“Deception? No, more a case of altered emphasis. One must marshal one’s arguments carefully when speaking with kings. Arelians have a horror of Peldain’s coastal forest. Overcoming that horror was my first difficulty.”
“Clearly you have some kingcraft yourself,” Vorduthe said bitterly. It was hard not to feel hatred when he thought of his destroyed army.
“My motives were honorable.”
While speaking, Octrago was sketching on a boulder with a piece of sharp stone. “Here is the lake and here is the palace—though ‘palace’ is your word. We call it the king’s tree. The approaches are through these avenues, thus and thus—it is straightforward enough. I will draw this map again when I find a convenient piece of tree bark, and your men can all study it. What do you think?”
“How many armed men may we expect to find within?”
“That I cannot say. Neither do I know whether Kestrew will have any stationed on guard round about, but no doubt we can find out. At any rate I am certain your men will give a good account of themselves.”
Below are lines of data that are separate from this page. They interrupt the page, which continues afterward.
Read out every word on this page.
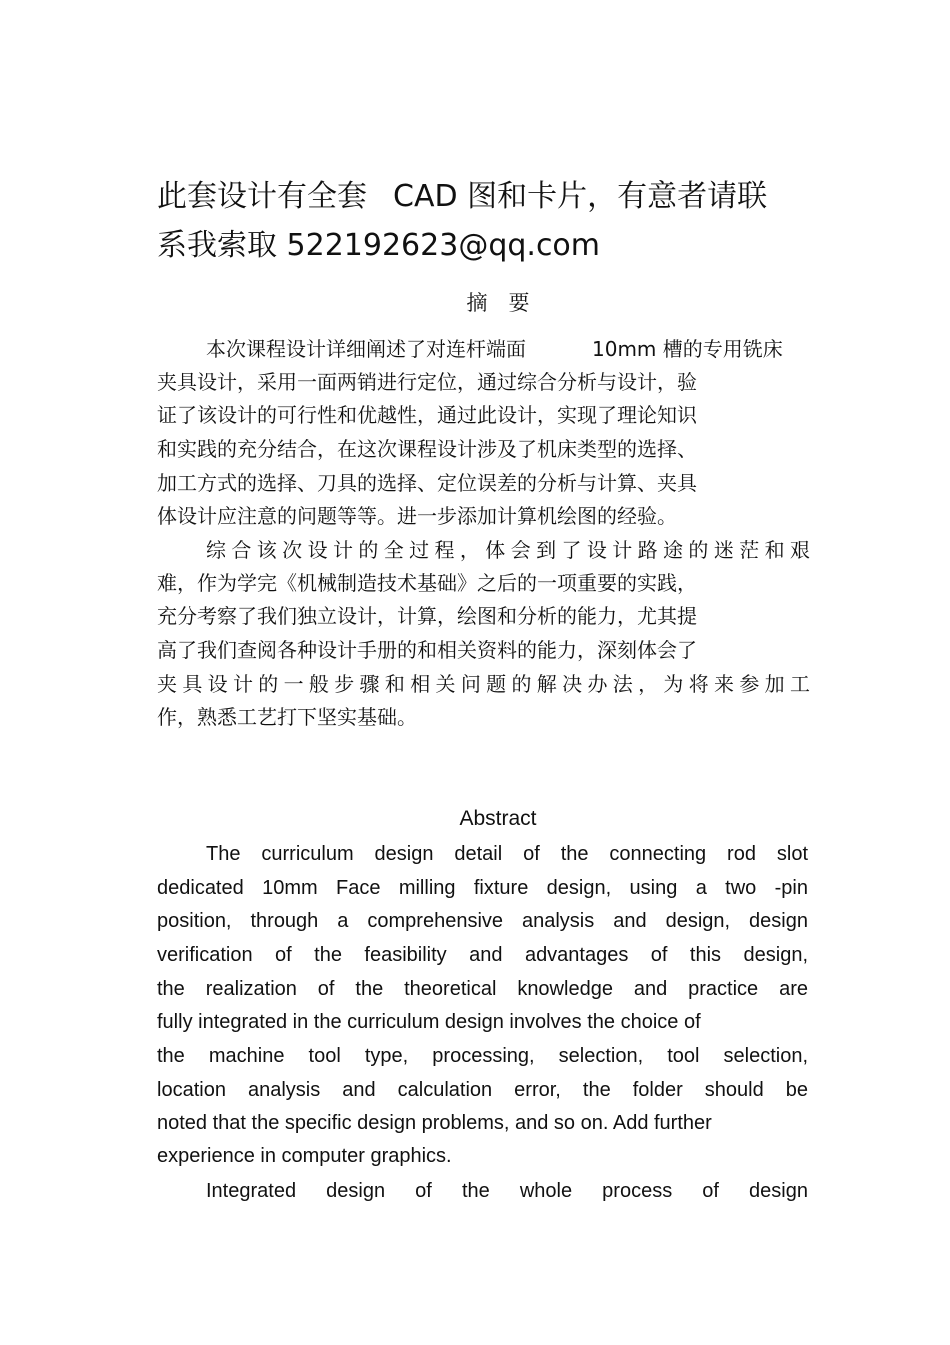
此套设计有全套 CAD 图和卡片，有意者请联
系我索取 522192623@qq.com
摘　要
本次课程设计详细阐述了对连杆端面	10mm 槽的专用铣床
夹具设计，采用一面两销进行定位，通过综合分析与设计，验
证了该设计的可行性和优越性，通过此设计，实现了理论知识
和实践的充分结合，在这次课程设计涉及了机床类型的选择、
加工方式的选择、刀具的选择、定位误差的分析与计算、夹具
体设计应注意的问题等等。进一步添加计算机绘图的经验。
综合该次设计的全过程，体会到了设计路途的迷茫和艰
难，作为学完《机械制造技术基础》之后的一项重要的实践，
充分考察了我们独立设计，计算，绘图和分析的能力，尤其提
高了我们查阅各种设计手册的和相关资料的能力，深刻体会了
夹具设计的一般步骤和相关问题的解决办法，为将来参加工
作，熟悉工艺打下坚实基础。
Abstract
The curriculum design detail of the connecting rod slot
dedicated 10mm Face milling fixture design, using a two -pin
position, through a comprehensive analysis and design, design
verification of the feasibility and advantages of this design,
the realization of the theoretical knowledge and practice are
fully integrated in the curriculum design involves the choice of
the machine tool type, processing, selection, tool selection,
location analysis and calculation error, the folder should be
noted that the specific design problems, and so on. Add further
experience in computer graphics.
Integrated design of the whole process of design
“How shall we find out about the guards? By sending scouts?”
Octrago sucked his lower lip thoughtfully. “I will go into Lakeside ahead of you. I must take Mistirea into a place of safety among friends. There I will make inquiries, and return to you.”
With a sour smile Vorduthe shook his head. “You and the High Priest remain with us. You are our guarantee that all is as you say.”
“How sad to find you so distrusting,” Octrago sighed. “I hope this mood will disappear when we rule Peldain together.”
“I am sure it will since, as you agreed with King Krassos, I shall have military command. You must then trust me.”
“Well, I know you for an honorable man,” Octrago murmured.
Contemplating the coming action, Vorduthe realized that the whole enterprise would now hang on one stroke.
Still, that was the kind of situation he liked.
Late in the day the terrain began to rise and to break up into a region of knolls and ridges. It was a bare and dusty landscape interspersed with clumps of verdure. Octrago led the party up a ridge and into a curious wood, the like of which they had never seen.
The trees were small, like Arelia’s fruit trees, but were twisted, seeming to writhe, and were bleached in color, seemingly without bark. The tortured, convoluted branches all joined up overhead and seemed a single network, and greenery grew only on the topmost part.
It was like walking under a low, vaulted ceiling carved by an insane mason. To Vorduthe, the sight resembled nothing so much as an enormous exposed brain.
Remembering the forest, the men were nervous until they assured themselves that the trees of this wood, however weird in appearance, were as still and passive as any in Arelia. Vorduthe, however, could not avoid an oppressive feeling, and he noticed that the men became subdued and quiet.
Glancing at him, Octrago paused and leaned with one hand against a tree trunk that was like a column of frozen wriggles. He let his gaze wander over the elaborate canopy.
“This is called Cog Wood,” he informed in a distant tone. “You feel it, don’t you? I can see it on your face.”
“Feel what?” Vorduthe asked him.
“Its presence. I told you before that the trees can hear our thoughts. Now, if you are quiet in your mind, you may hear this wood’s thoughts. Yes, it thinks—after a fashion. These wooden sinews—” he gestured to the overhead twisted branches—“are the cranial channels of a kind of brain. Tree touches tree and branch joins branch so that they become as it were one tree. Do you not hear it thinking?”
“No,” Vorduthe said, but he was half-lying. There was a feeling of presence, as though the wood were alive and watching, and it was an oppressive feeling.
Octrago, however, seemed in no hurry to leave the place. He sauntered between the narrow trunks, looking about him as though attempting to attune himself to the vegetable mentality he claimed existed—a claim Vorduthe could not take seriously, especially considering the beliefs of the cult Mistirea represented.
They came atop the ridge, descended a series of terrace-like depressions, then broke from the tree cover.
Below them lay Lakeside, spread out on land that sloped very gently to the east. Half wood, half town, the buildings merged with the trees almost without distinction. From Octrago’s rough map Vorduthe recognized the king’s tree, or palace—a large construction, probably of several stories, bedecked with verandahs and, in a gorgeous display, broad-leaved branches.
To the east of the town was the lake, irregularly shaped, its east shore sustained by raised banks. The oddest thing about it was its color: not blue, or grayish like some muddied waters, but distinctly green, so that it seemed at first like a discoloration on the spread moss.
For what remained of daylight they remained on the slopes overlooking the town, keeping out of sight. Night came, and the massed stars appeared, making the lake gleam unnaturally.